Totstandkoming van het besluit
2. Vergunninghoudster woont samen met haar echtgenoot [naam 4] in Nistelrode , Noord-Brabant, alwaar haar echtgenoot een varkenshouderij heeft. Vergunninghoudster is de zus van [naam 1] en de dochter van [naam 3] . Vergunninghoudster is samen met haar twee zussen, [naam 1] en [naam 5] , en haar vader lid van de maatschap [maatschap] . De maatschap is gevestigd op het perceel [perceel] in Wieringerwaard (hierna: het perceel) en betreft een agrarisch bedrijf met een grondgebonden agrarische bedrijfsvoering. Verzoekers zijn omwonenden van dit agrarische bedrijf en wonen respectievelijk op [straat] [nummer 1] [nummer 2] , [nummer 3] , [nummer 4] , [nummer 5] en [nummer 6] in Barsingerhorn en [straat] [nummer 7] in Wieringerwaard.
Op 11 januari 2024 heeft vergunninghoudster een aanvraag ingediend voor een omgevingsvergunning voor het oprichten van een mestsilo van 1500 m3 op het perceel.
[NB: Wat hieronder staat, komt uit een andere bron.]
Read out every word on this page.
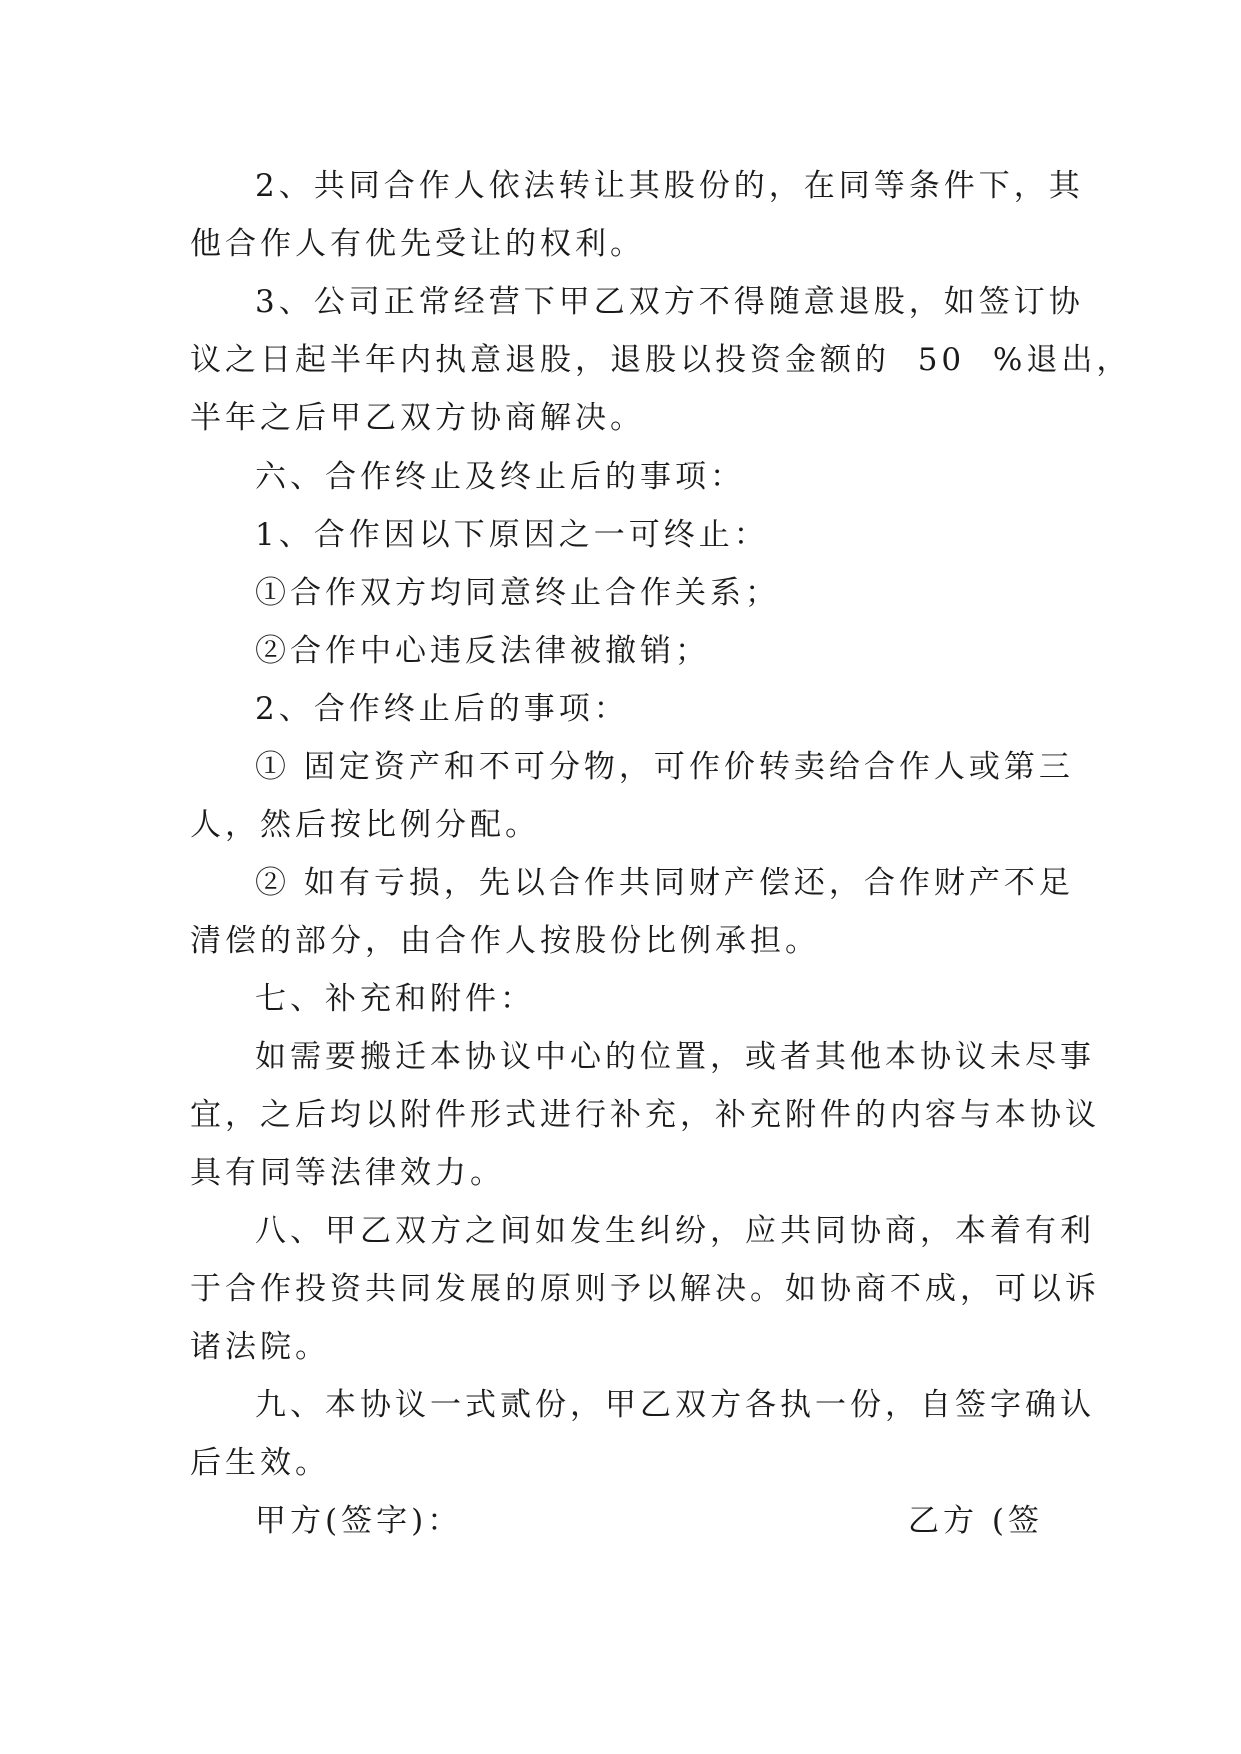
2、共同合作人依法转让其股份的，在同等条件下，其
他合作人有优先受让的权利。
3、公司正常经营下甲乙双方不得随意退股，如签订协
议之日起半年内执意退股，退股以投资金额的  50  %退出，
半年之后甲乙双方协商解决。
六、合作终止及终止后的事项：
1、合作因以下原因之一可终止：
①合作双方均同意终止合作关系；
②合作中心违反法律被撤销；
2、合作终止后的事项：
① 固定资产和不可分物，可作价转卖给合作人或第三
人，然后按比例分配。
② 如有亏损，先以合作共同财产偿还，合作财产不足
清偿的部分，由合作人按股份比例承担。
七、补充和附件：
如需要搬迁本协议中心的位置，或者其他本协议未尽事
宜，之后均以附件形式进行补充，补充附件的内容与本协议
具有同等法律效力。
八、甲乙双方之间如发生纠纷，应共同协商，本着有利
于合作投资共同发展的原则予以解决。如协商不成，可以诉
诸法院。
九、本协议一式贰份，甲乙双方各执一份，自签字确认
后生效。
甲方(签字)：	乙方 (签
De mestsilo heeft een gebruiksoppervlakte van 386 m2 en een bouwhoogte van 3,58 meter. Ter plaatse geldt het tijdelijke deel van het omgevingsplan bekend als het voormalige bestemmingplan “Buitengebied Anna Paulowna 6”. Op het perceel rust de enkelbestemming ‘Agrarische doeleinden 1’1 en de dubbelbestemming ‘Archeologisch waardevol gebied’2. Tevens geldt op het perceel het voormalig bestemmingplan “Parkeren en Wonen”.
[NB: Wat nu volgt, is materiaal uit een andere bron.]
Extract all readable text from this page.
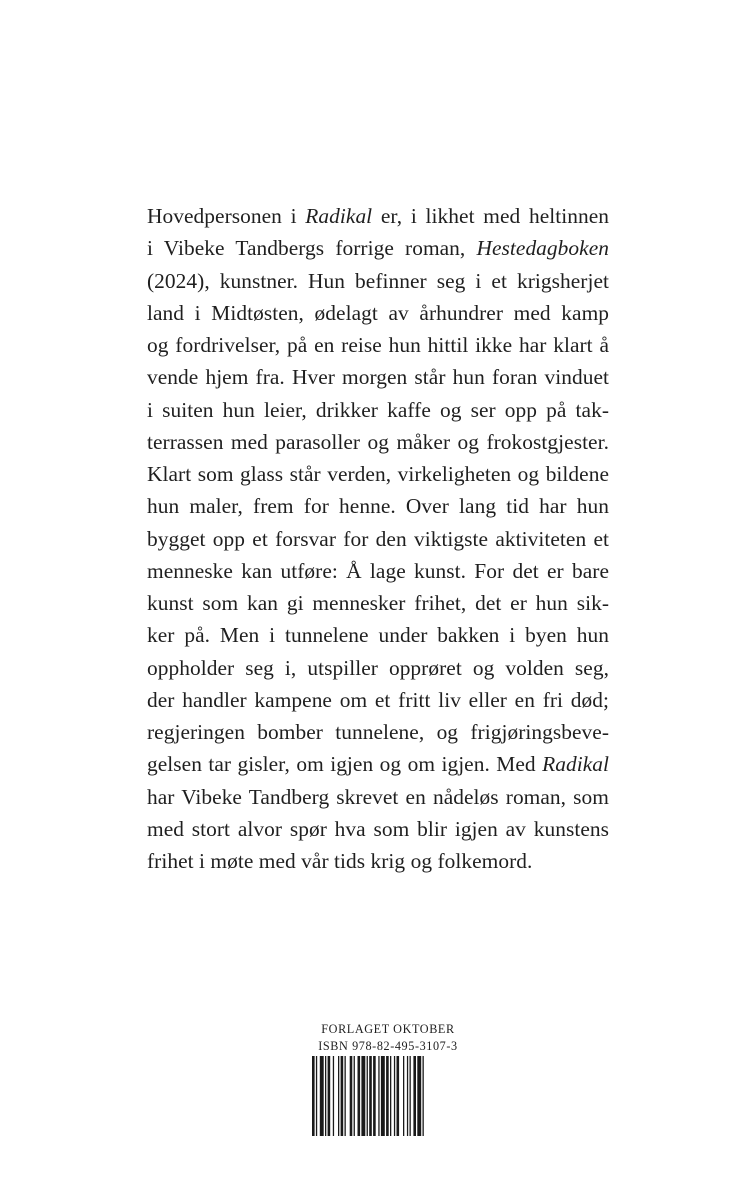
Hovedpersonen i Radikal er, i likhet med heltinnen
i Vibeke Tandbergs forrige roman, Hestedagboken
(2024), kunstner. Hun befinner seg i et krigsherjet
land i Midtøsten, ødelagt av århundrer med kamp
og fordrivelser, på en reise hun hittil ikke har klart å
vende hjem fra. Hver morgen står hun foran vinduet
i suiten hun leier, drikker kaffe og ser opp på tak-
terrassen med parasoller og måker og frokostgjester.
Klart som glass står verden, virkeligheten og bildene
hun maler, frem for henne. Over lang tid har hun
bygget opp et forsvar for den viktigste aktiviteten et
menneske kan utføre: Å lage kunst. For det er bare
kunst som kan gi mennesker frihet, det er hun sik-
ker på. Men i tunnelene under bakken i byen hun
oppholder seg i, utspiller opprøret og volden seg,
der handler kampene om et fritt liv eller en fri død;
regjeringen bomber tunnelene, og frigjøringsbeve-
gelsen tar gisler, om igjen og om igjen. Med Radikal
har Vibeke Tandberg skrevet en nådeløs roman, som
med stort alvor spør hva som blir igjen av kunstens
frihet i møte med vår tids krig og folkemord.
FORLAGET OKTOBER
ISBN 978-82-495-3107-3
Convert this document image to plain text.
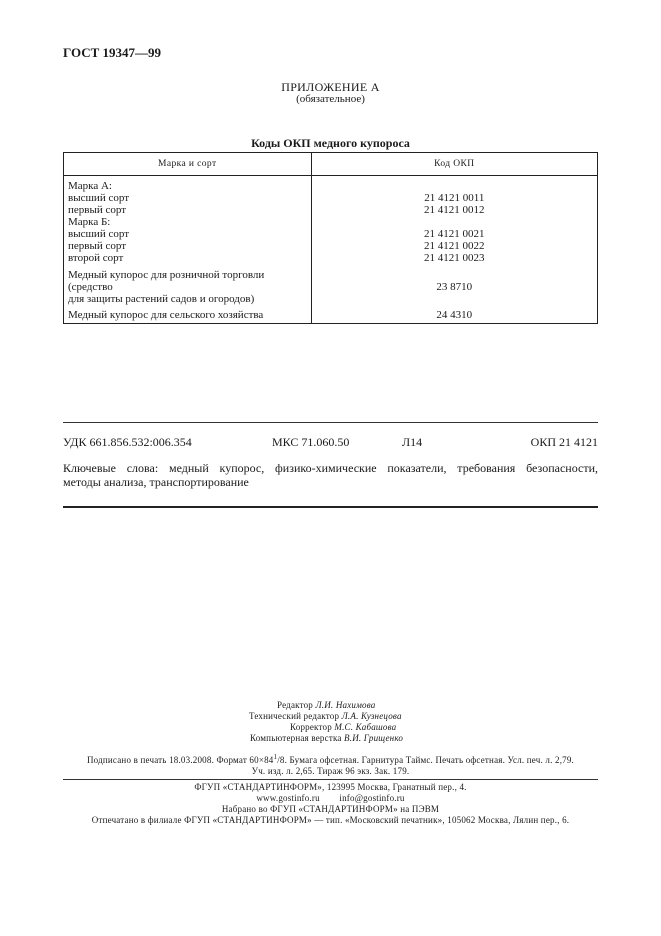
ГОСТ 19347—99
ПРИЛОЖЕНИЕ А
(обязательное)
Коды ОКП медного купороса
Марка и сорт	Код ОКП
Марка А:	
высший сорт	21 4121 0011
первый сорт	21 4121 0012
Марка Б:	
высший сорт	21 4121 0021
первый сорт	21 4121 0022
второй сорт	21 4121 0023

Медный купорос для розничной торговли (средство
для защиты растений садов и огородов)	23 8710
Медный купорос для сельского хозяйства	24 4310
УДК 661.856.532:006.354	МКС 71.060.50	Л14	ОКП 21 4121
Ключевые слова: медный купорос, физико-химические показатели, требования безопасности,
методы анализа, транспортирование
Редактор Л.И. Нахимова
Технический редактор Л.А. Кузнецова
Корректор М.С. Кабашова
Компьютерная верстка В.И. Грищенко
Подписано в печать 18.03.2008. Формат 60×84$^1$/8. Бумага офсетная. Гарнитура Таймс. Печать офсетная. Усл. печ. л. 2,79.
Уч. изд. л. 2,65. Тираж 96 экз. Зак. 179.
ФГУП «СТАНДАРТИНФОРМ», 123995 Москва, Гранатный пер., 4.
www.gostinfo.ru info@gostinfo.ru
Набрано во ФГУП «СТАНДАРТИНФОРМ» на ПЭВМ
Отпечатано в филиале ФГУП «СТАНДАРТИНФОРМ» — тип. «Московский печатник», 105062 Москва, Лялин пер., 6.
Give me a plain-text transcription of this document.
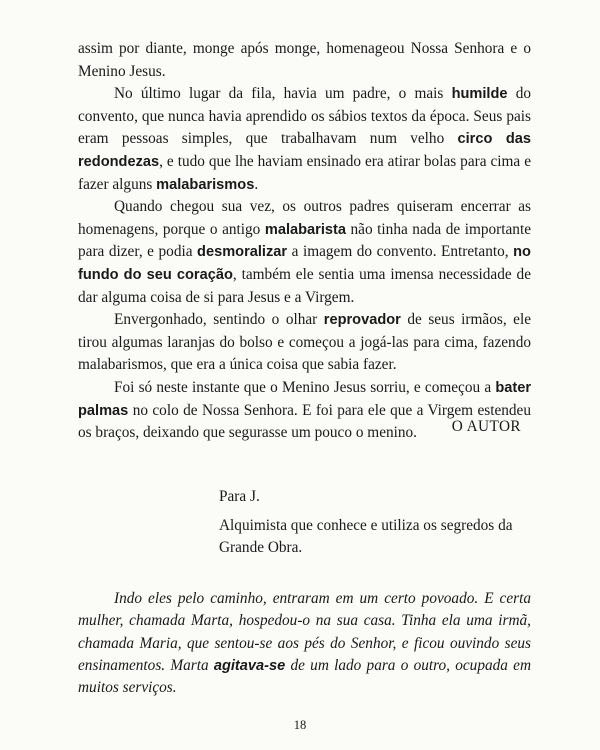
assim por diante, monge após monge, homenageou Nossa Senhora e o Menino Jesus.

No último lugar da fila, havia um padre, o mais humilde do convento, que nunca havia aprendido os sábios textos da época. Seus pais eram pessoas simples, que trabalhavam num velho circo das redondezas, e tudo que lhe haviam ensinado era atirar bolas para cima e fazer alguns malabarismos.

Quando chegou sua vez, os outros padres quiseram encerrar as homenagens, porque o antigo malabarista não tinha nada de importante para dizer, e podia desmoralizar a imagem do convento. Entretanto, no fundo do seu coração, também ele sentia uma imensa necessidade de dar alguma coisa de si para Jesus e a Virgem.

Envergonhado, sentindo o olhar reprovador de seus irmãos, ele tirou algumas laranjas do bolso e começou a jogá-las para cima, fazendo malabarismos, que era a única coisa que sabia fazer.

Foi só neste instante que o Menino Jesus sorriu, e começou a bater palmas no colo de Nossa Senhora. E foi para ele que a Virgem estendeu os braços, deixando que segurasse um pouco o menino.	O AUTOR
Para J.
Alquimista que conhece e utiliza os segredos da Grande Obra.

Indo eles pelo caminho, entraram em um certo povoado. E certa mulher, chamada Marta, hospedou-o na sua casa. Tinha ela uma irmã, chamada Maria, que sentou-se aos pés do Senhor, e ficou ouvindo seus ensinamentos. Marta agitava-se de um lado para o outro, ocupada em muitos serviços.

18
Met het besluit van 19 april 2024 (hierna: het bestreden besluit) heeft het college de omgevingsvergunning verleend voor de ‘bouwactiviteit (omgevingsplanactiviteit)’3. Het college heeft zich op het standpunt gesteld dat de aanvraag voldoet aan de eisen van het Besluit kwaliteit leefomgeving (Bkl), de Welstandsnota, lokale regelgeving zoals het omgevingsplan en de omgevingsverordening en dat het college de omgevingsvergunning daarom niet mag weigeren (een zogenoemde ‘gebonden beschikking’). Het bouwplan voldoet aan artikel 3.2, onder g, aanhef en sub 4, van het bestemmingplan “Buitengebied Anna Paulowna 6”, omdat de beoogde mestsilo gebouwd wordt binnen het bouwvlak en een hoogte heeft die lager is dan 5 meter gemeten vanaf het peil. Het bouwplan voldoet ook aan artikel 31.2, aanhef en onder c, van het bestemmingplan “Buitengebied Anna Paulowna 6”, omdat de beoogde mestsilo een oppervlakte heeft van 418 m2. Het college verleend, onder verwijzing naar het positieve advies van 18 april 2024 van Archeologie West-Friesland, vrijstelling op grond van artikel 31.3, aanhef en onder b, van de planregels, omdat de gronden waarop de mestsilo moet worden gebouwd reeds jarenlang bewerkt is door het agrarische bedrijf en het hierdoor niet aannemelijk is dat de archeologische waarden, mits die nog onaangeroerd aanwezig zijn, door de bouwactiviteiten onevenredig worden geschaad. Daarnaast voldoet het bouwplan aan het bestemmingsplan “Parkeren en Wonen”, omdat het bouwplan geen betrekking heeft op wonen en de mestsilo geen verkeersaantrekkende beweging heeft welke het rechtvaardigt om extra parkeerplekken te eisen. Het bouwplan voldoet tot slot aan de Welstandsnota Hollandse Kroon, omdat het bouwplan geen exces vormt en voldoet aan de globale welstandsregels. Verder heeft het college zich op het standpunt gesteld dat het bouwplan voor de activiteit ‘Bouwactiviteit (technisch)’ vergunningvrij is. Het bouwplan voldoet aan artikel 2.25 van het Besluit bouwwerken leefomgeving (Bbl), omdat de mestsilo wordt gebouwd op de grond; een bouwhoogte van lager dan 5 meter heeft; één bouwlaag heeft; niet voorzien is van een dakterras, balkon of andere niet op de grond gelegen buitenruimte; en als gevolg van de bouwactiviteit niet een hoofdgebouw wordt.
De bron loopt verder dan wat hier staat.